When the Treaty of Rome was signed in 1957, its main focus was on creating a single market where free movement of goods, persons, services and capital could be ensured. It therefore regarded labour above all as a factor of production in respect of which the principle of free movement was to apply. The Treaty did contain a Title on Social Policy but its content was derisory. Subsequent Treaty amendments and the emergence of a body of secondary legislation helped to adjust this perspective on labour issues and developed what the Commission describes as the European Social Model.

However, that very social model is now under threat. The threat stems from a variety of sources: concerns about the rigidity of labour law has led to pressure for greater flexibility, the eurozone crisis has led to major reform of a number of national systems of labour law, and, for the purposes of this paper, the decisions of the Court of Justice in Viking and Laval. Against the backcloth of the eurozone crisis, the Court’s unwillingness to engage in a genuine balancing between the economic and social dimension of the EU, meant that these cases became totemic for the trade union movement of all that was bad about the EU. The Monti II proposal was intended to help address some of these problems; it was roundly rejected by the national legislatures and received the first yellow card under the new Lisbon procedure. The aim of this paper is to consider the various ways of addressing the problems generated by the decisions in Viking and Laval in the light of the Monti II proposal.
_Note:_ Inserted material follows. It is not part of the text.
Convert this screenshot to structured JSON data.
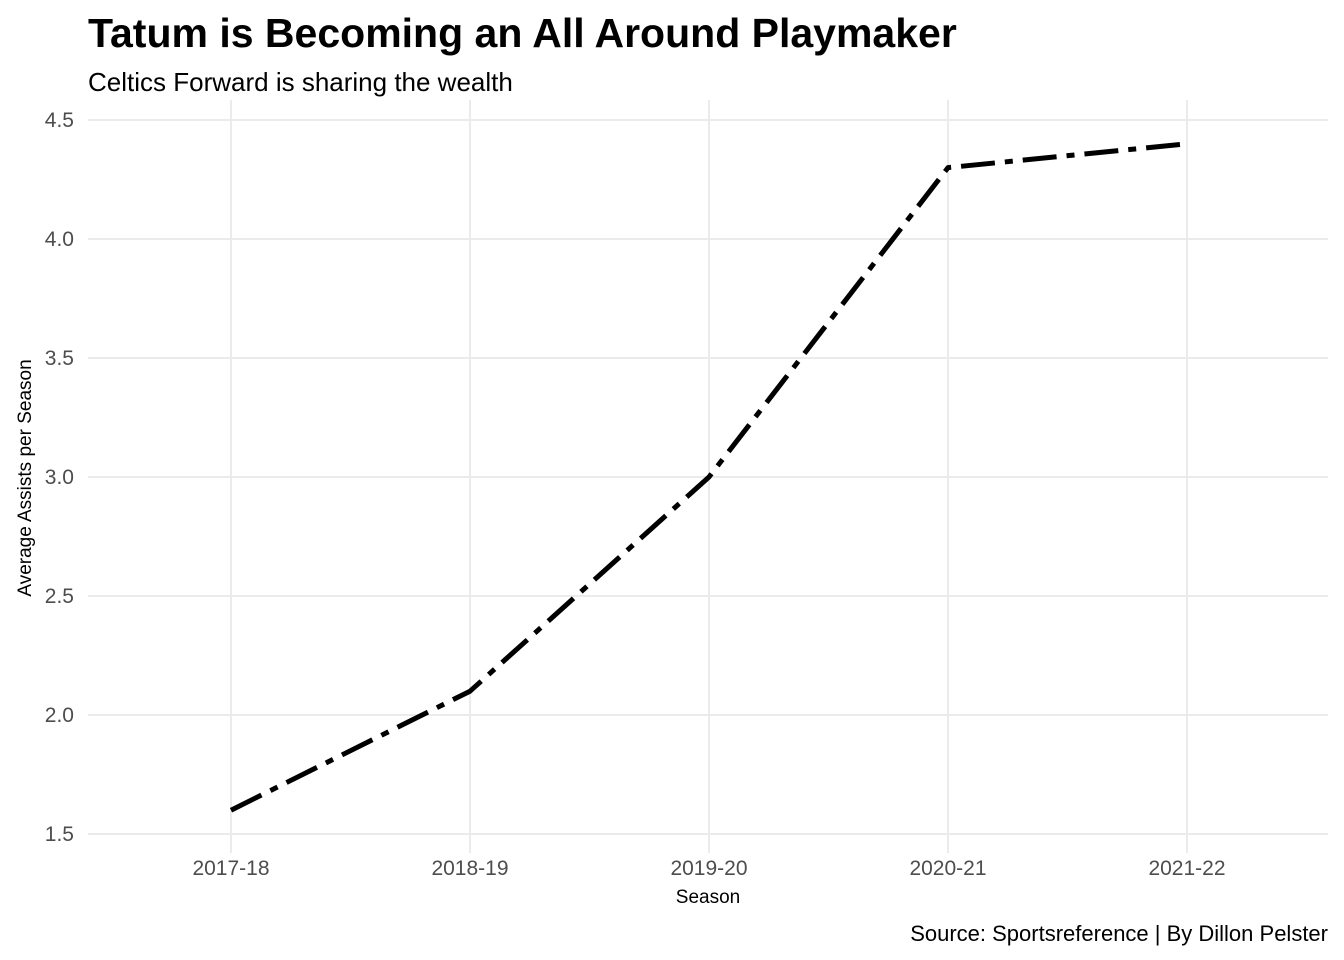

Sara Kendall & Sarah Nouwen: Representational Practices at the International Criminal Court: The Gap between Juridified and Abstract Victimhood (24/2013)

In the context of a special issue on ‘practices’ at the International Criminal Court, this article focuses on the practice of representation, and in particular on the practice of representing victims. As political and social theorists such as Pitkin and Bourdieu have argued with respect to politics, representation does not merely reflect reality, it is constitutive of it. In the ICC, two practices of victim representation have been prevalent. The first is the rather novel and widely welcomed practice of representing victims as participants in ICC proceedings. The second is the older practice of the discursive invocation of victims as the telos of international criminal law. But these two practices lead in different directions. Victim participation in court proceedings has led to the juridification of victimhood — the legal categorisation of victims — and as a result of this juridification, very few individuals are actually personally represented in the Court’s proceedings. The discursive invocation of victims as the telos of the Court’s work has created a deity-like and seemingly sovereign entity — ‘The Victims’ — that transcends all actual victims and corresponds to no individual victim in their particularity. The result of the two practices is an increasing gap between the limited role that victims play in international criminal proceedings due to the juridification of victimhood and the continued presentation of ‘The Victims’ as the raison d’être of international criminal law. The overdetermined presence of the figure of ‘The Victims’ as a rhetorical construct obscures the representative challenges faced by conflict-affected individuals in accessing the form of justice that is practiced in their (abstract) name.

Brian Sloan: The Concept of Coupledom in Succession Law (30/2013)

This paper compares the eligibility of informal cohabitants to bring claims against estates under the English Inheritance (Provision for Family and Dependents) Act 1975 and the Irish Civil Partnership and Certain Rights and Obligations of Cohabitants Act 2010. It argues that in spite of different methodologies, the two Acts cover a similar range of relationships. It also contends that both English and Irish Law nevertheless adopt an unduly narrow approach to eligibility as compared to the law in New South Wales inter alia, particularly in the light of some of the special features surrounding succession law.